My opinoin on the .17 HMR, no matter what you do to it itsn't a coyote gun.


----------



## xdeano (Jan 14, 2005)

I totally agree, dead topic.

Nice writting Sask!

I'll tell you a little story on a couple of fox that i've shot with the 17HMR in the past. On two different occasions i squeaked in a fox to about 40yds on one and about 70 yds on the other, both were heart shots, but they both ran like the wind. I took me about 15 to 20 minutes to find each one. Very little blood trail. I was using the 20g HP. The bullet punched through both sides, granted the only good thing it had going for it, is that the holes were small.

Now saying that, i have a hard time even thinking that people are using it on coyotes. Coyotes are great animals, just an ounce of respect please!!!

Heck I've even had prairie dogs crawl back down their holes with the 17g ballistic tip at 100yds. I'd rather use the 22-250, they do great aerial acrobatics.

xdeano


----------



## saskcoyote (Dec 30, 2006)

Fallguy, funny you should mention that. Actually, I have written for several magazines including a couple outdoor hunting/fishing ones. I don't have much time for freelancing anymore, I'm too d--n busy writing long-winded posts on Nodak (LOL).
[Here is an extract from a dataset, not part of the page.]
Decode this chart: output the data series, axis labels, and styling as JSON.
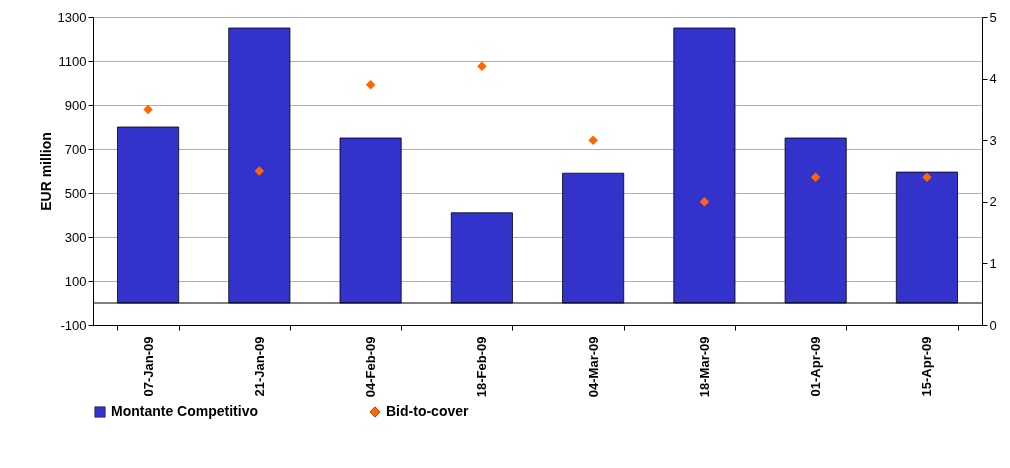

Tomorrow, I'm heading out to one of my favorite areas, one that I save for this time of year. I'm gonna whack a couple yotes, all with my .223.

In the meantime, here's wishing you and everyone else (including the .17 boys) a Happy New Year. May 2008 bring all of you plenty of yotes to the call.

Good luck and shoot straight. Saskcoyote


----------



## Bloodyblinddoors (Oct 25, 2006)

xdeano said:


> Coyotes are great animals, just an ounce of respect please!!!


PERFECTLY STATED :beer:


----------